We used AdaBoost (AB), alternating decision tree (ADTree), and their combination as an ensemble model (AB-ADTree) to spatially predict landslides in the Cameron Highlands, Malaysia. The models were trained with a database of 152 landslides compiled using Synthetic Aperture Radar Interferometry, Google Earth images, and field surveys, and 17 conditioning factors (slope, aspect, elevation, distance to road, distance to river, proximity to fault, road density, river density, normalized difference vegetation index, rainfall, land cover, lithology, soil types, curvature, profile curvature, stream power index, and topographic wetness index). We carried out the validation process using the area under the receiver operating characteristic curve (AUC) and several parametric and non-parametric performance metrics, including positive predictive value, negative predictive value, sensitivity, specificity, accuracy, root mean square error, and the Friedman and Wilcoxon sign rank tests. The AB model (AUC = 0.96) performed better than the ensemble AB-ADTree model (AUC = 0.94) and successfully outperformed the ADTree model (AUC = 0.59) in predicting landslide susceptibility. Our findings provide insights into the development of more efficient and accurate landslide predictive models that can be used by decision makers and land-use managers to mitigate landslide hazards.
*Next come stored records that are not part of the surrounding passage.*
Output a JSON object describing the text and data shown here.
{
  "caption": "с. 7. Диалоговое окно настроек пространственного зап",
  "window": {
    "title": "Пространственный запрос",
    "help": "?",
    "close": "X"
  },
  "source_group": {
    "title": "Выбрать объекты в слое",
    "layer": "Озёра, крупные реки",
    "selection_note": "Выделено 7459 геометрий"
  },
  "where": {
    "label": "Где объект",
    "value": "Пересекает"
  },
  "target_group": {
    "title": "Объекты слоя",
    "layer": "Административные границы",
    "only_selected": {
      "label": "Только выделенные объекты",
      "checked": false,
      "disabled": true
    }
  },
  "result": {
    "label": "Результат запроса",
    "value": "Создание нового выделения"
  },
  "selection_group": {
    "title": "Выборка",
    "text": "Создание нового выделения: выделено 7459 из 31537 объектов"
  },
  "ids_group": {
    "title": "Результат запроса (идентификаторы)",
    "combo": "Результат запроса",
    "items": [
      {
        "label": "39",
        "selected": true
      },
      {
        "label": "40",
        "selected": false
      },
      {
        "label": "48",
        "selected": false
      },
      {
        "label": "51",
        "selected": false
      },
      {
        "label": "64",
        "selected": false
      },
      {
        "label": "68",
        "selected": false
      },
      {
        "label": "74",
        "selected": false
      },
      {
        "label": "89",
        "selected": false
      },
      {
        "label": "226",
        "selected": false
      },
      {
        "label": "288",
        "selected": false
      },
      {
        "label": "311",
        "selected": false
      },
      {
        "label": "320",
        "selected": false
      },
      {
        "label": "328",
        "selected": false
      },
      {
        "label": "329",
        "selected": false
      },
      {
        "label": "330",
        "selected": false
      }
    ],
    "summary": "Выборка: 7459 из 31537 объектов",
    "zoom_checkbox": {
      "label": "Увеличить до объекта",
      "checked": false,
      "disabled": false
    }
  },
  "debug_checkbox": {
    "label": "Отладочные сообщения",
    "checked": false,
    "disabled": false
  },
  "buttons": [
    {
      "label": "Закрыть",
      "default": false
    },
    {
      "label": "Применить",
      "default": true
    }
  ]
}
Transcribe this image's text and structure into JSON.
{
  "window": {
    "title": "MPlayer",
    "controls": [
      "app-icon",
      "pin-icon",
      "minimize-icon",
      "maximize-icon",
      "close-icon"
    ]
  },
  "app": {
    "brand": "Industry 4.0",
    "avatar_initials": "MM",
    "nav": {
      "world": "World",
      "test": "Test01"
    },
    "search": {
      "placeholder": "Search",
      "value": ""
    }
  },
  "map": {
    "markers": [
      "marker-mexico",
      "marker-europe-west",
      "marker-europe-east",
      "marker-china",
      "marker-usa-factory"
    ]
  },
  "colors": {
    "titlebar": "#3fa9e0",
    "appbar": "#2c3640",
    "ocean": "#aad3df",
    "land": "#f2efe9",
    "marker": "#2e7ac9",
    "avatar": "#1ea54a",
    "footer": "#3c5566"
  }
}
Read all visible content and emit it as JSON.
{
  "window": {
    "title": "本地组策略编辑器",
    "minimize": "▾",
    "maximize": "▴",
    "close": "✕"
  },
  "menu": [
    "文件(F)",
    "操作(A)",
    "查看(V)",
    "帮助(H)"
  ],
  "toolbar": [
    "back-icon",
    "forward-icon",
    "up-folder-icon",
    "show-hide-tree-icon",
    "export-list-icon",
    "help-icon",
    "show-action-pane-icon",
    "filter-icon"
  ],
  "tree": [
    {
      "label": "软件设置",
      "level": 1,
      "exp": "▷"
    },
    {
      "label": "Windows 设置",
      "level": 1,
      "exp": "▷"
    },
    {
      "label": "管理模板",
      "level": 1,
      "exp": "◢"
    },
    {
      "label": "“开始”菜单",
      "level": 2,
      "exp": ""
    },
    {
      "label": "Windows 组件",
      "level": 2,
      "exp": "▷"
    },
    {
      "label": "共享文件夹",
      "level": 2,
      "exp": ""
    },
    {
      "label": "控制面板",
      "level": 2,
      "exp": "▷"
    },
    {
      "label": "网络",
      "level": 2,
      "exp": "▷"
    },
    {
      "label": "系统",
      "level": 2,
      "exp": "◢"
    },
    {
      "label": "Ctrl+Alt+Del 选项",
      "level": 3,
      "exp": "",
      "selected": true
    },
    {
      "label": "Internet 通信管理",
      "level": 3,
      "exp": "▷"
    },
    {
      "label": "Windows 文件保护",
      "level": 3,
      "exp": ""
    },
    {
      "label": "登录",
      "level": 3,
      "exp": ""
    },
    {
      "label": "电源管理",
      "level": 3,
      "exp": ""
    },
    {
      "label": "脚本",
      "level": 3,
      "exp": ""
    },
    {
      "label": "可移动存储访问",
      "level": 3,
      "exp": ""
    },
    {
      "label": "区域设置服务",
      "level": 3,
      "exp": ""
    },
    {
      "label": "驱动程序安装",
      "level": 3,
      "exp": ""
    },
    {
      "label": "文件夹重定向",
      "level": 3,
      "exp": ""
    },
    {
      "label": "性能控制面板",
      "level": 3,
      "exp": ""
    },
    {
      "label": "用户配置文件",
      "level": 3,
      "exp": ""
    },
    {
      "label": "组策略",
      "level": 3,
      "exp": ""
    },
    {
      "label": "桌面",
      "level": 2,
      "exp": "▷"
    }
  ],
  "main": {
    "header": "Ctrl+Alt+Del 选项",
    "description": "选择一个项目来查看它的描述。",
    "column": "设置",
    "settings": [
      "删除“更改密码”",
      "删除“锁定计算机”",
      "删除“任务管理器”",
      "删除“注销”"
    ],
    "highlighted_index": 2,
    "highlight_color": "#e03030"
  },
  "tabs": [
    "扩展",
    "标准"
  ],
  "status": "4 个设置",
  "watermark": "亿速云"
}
机译:我们使用了Adaboost(AB),交替的决策树(Adtree),以及它们作为集合模型(AB-Adtree)的组合,以在马来西亚Cameron Highlands的空间预测山体滑坡。使用合成孔径雷达干涉测定法,谷歌地球图像和现场调查,以及17个条件因素(斜坡,方面,海拔,距离河流,距离河流,靠近故障的距离,道路密度,道路密度距离,路密距离,距离距离,距离河流,距离距离,道路密度距离,道路密度距离,道路密度距离,道路密度距离,道路密度距离,道路密度距离,道路密度距离,道路密度距离,道路密度距离,道路密度距离,路密度距离,路密度距离,路密度距离,路密度距离,路密度距离,路密度距离,路密度距离,距离河流),培训了152个滑坡的数据库培训。 ,河流密度,归一化差异植被指数,降雨,陆地,岩性,土壤类型,曲率,轮廓曲率,流功率指标和地形湿度指数)。我们使用接收器操作特征曲线(AUC)下的区域和几个参数和非参数性能度量的区域进行了验证过程,包括肯定预测值,否定预测值,灵敏度,特异性,准确性,根均方误差和弗里德曼和威尔科克朗签署等级测试。 AB模型(AUC = 0.96)比集合AB-Adtree模型(AUC = 0.94)更好地执行,并且成功地表现出Adtree模型(AUC = 0.59),以预测滑坡易感性。我们的调查结果提供了在制定更高效和准确的滑坡预测模型的洞察中,可以由决策者和土地利用管理者使用的更有效和准确的滑坡预测模型来缓解滑坡危险。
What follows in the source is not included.